Note: I could not add multiple audience (scope) at the same time. If you would like to get a token for graph api, you can request a separate token by changing the scope to http://graph.microsoft.com/.default
5) Use the access token captured in the previous step to interact with azure resource manager. You will need to add the jwt bearer token in the Authorization header (not shown here) on every request to https://management.azure.com. In this example, I am creating a new resource group named TestCreateRG003 to one of my Pay-as-you-go subscription.
6) Let's validate/verify that the resource is created or updated in Azure. Bingo, there they are! App can read/modify (based on RBAC) azure resources w/o having to grant impersonation permission.
It is true that by granting that permission you are allowing the app to act as you, with all the permissions that brings.
The main way I've seen used when limitations are desired is that you:
Register an app in your Azure AD
Grant the service principal the necessary roles (e.g.

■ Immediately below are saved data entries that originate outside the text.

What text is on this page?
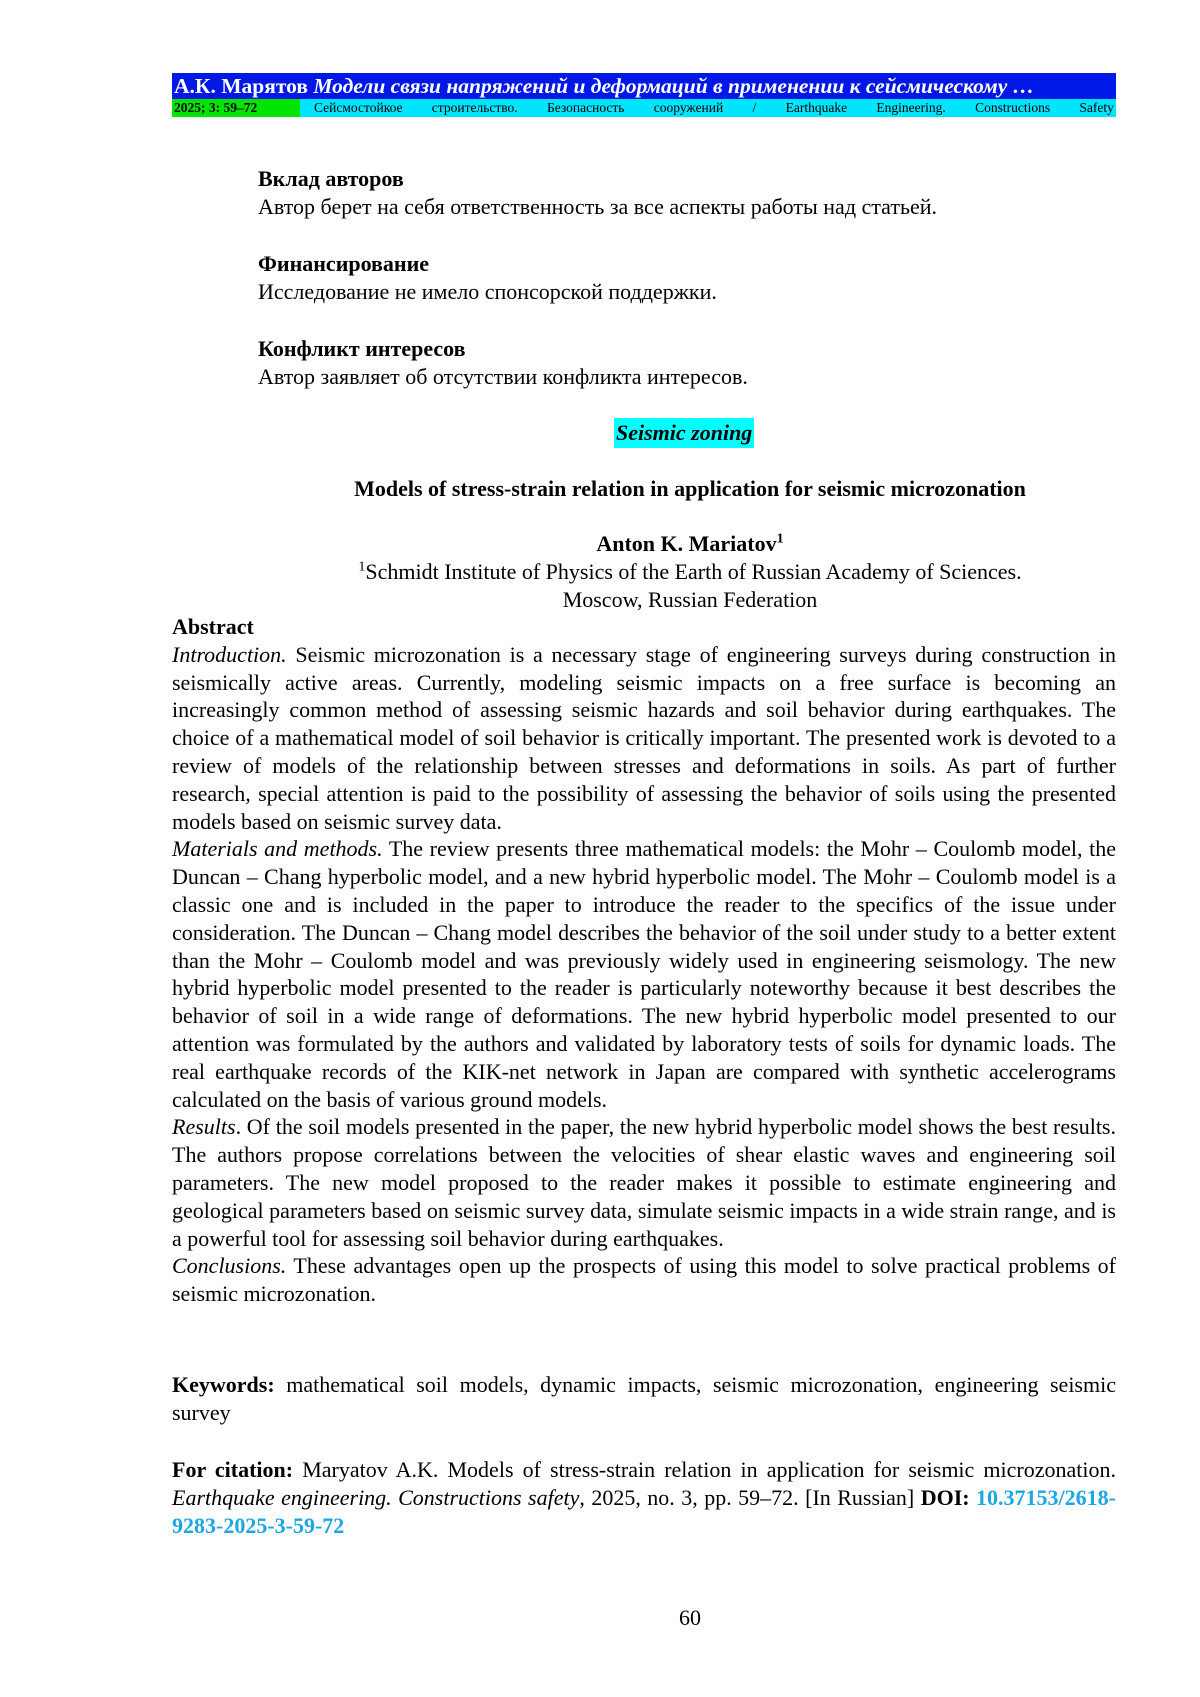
А.К. Марятов Модели связи напряжений и деформаций в применении к сейсмическому …
2025; 3: 59–72	Сейсмостойкое строительство. Безопасность сооружений / Earthquake Engineering. Constructions Safety
Вклад авторов
Автор берет на себя ответственность за все аспекты работы над статьей.
Финансирование
Исследование не имело спонсорской поддержки.
Конфликт интересов
Автор заявляет об отсутствии конфликта интересов.
Seismic zoning
Models of stress-strain relation in application for seismic microzonation
Anton K. Mariatov$^1$
$^1$Schmidt Institute of Physics of the Earth of Russian Academy of Sciences.
Moscow, Russian Federation

Abstract

Introduction. Seismic microzonation is a necessary stage of engineering surveys during construction in seismically active areas. Currently, modeling seismic impacts on a free surface is becoming an increasingly common method of assessing seismic hazards and soil behavior during earthquakes. The choice of a mathematical model of soil behavior is critically important. The presented work is devoted to a review of models of the relationship between stresses and deformations in soils. As part of further research, special attention is paid to the possibility of assessing the behavior of soils using the presented models based on seismic survey data.

Materials and methods. The review presents three mathematical models: the Mohr – Coulomb model, the Duncan – Chang hyperbolic model, and a new hybrid hyperbolic model. The Mohr – Coulomb model is a classic one and is included in the paper to introduce the reader to the specifics of the issue under consideration. The Duncan – Chang model describes the behavior of the soil under study to a better extent than the Mohr – Coulomb model and was previously widely used in engineering seismology. The new hybrid hyperbolic model presented to the reader is particularly noteworthy because it best describes the behavior of soil in a wide range of deformations. The new hybrid hyperbolic model presented to our attention was formulated by the authors and validated by laboratory tests of soils for dynamic loads. The real earthquake records of the KIK-net network in Japan are compared with synthetic accelerograms calculated on the basis of various ground models.

Results. Of the soil models presented in the paper, the new hybrid hyperbolic model shows the best results. The authors propose correlations between the velocities of shear elastic waves and engineering soil parameters. The new model proposed to the reader makes it possible to estimate engineering and geological parameters based on seismic survey data, simulate seismic impacts in a wide strain range, and is a powerful tool for assessing soil behavior during earthquakes.

Conclusions. These advantages open up the prospects of using this model to solve practical problems of seismic microzonation.

Keywords: mathematical soil models, dynamic impacts, seismic microzonation, engineering seismic survey

For citation: Maryatov A.K. Models of stress-strain relation in application for seismic microzonation. Earthquake engineering. Constructions safety, 2025, no. 3, pp. 59–72. [In Russian] DOI: 10.37153/2618-9283-2025-3-59-72

60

Reader on specific resources)
Set the tenant id, client id, client secret etc. in the app
This of course requires that the app itself supports this approach.
If it only allows usage through impersonation, then you'll need to either trust or not use it.
Let me see if I can answer this question.
When a user requests a token for management.azure.com, all is done at that time is that the user has permission to execute Azure ARM API. That doesn't mean that they can do everything that's possible with Azure ARM API.
The things that they can do is controlled by Azure Role Based Access Control (RBAC). So if a user is in the Reader role, the token got on behalf of the user can only read information about resources in their Azure Subscription. They will not be allowed to create, update or delete resources in their Azure Subscription.
What you will need to do is grant users appropriate RBAC role to minimize the risks of misuse.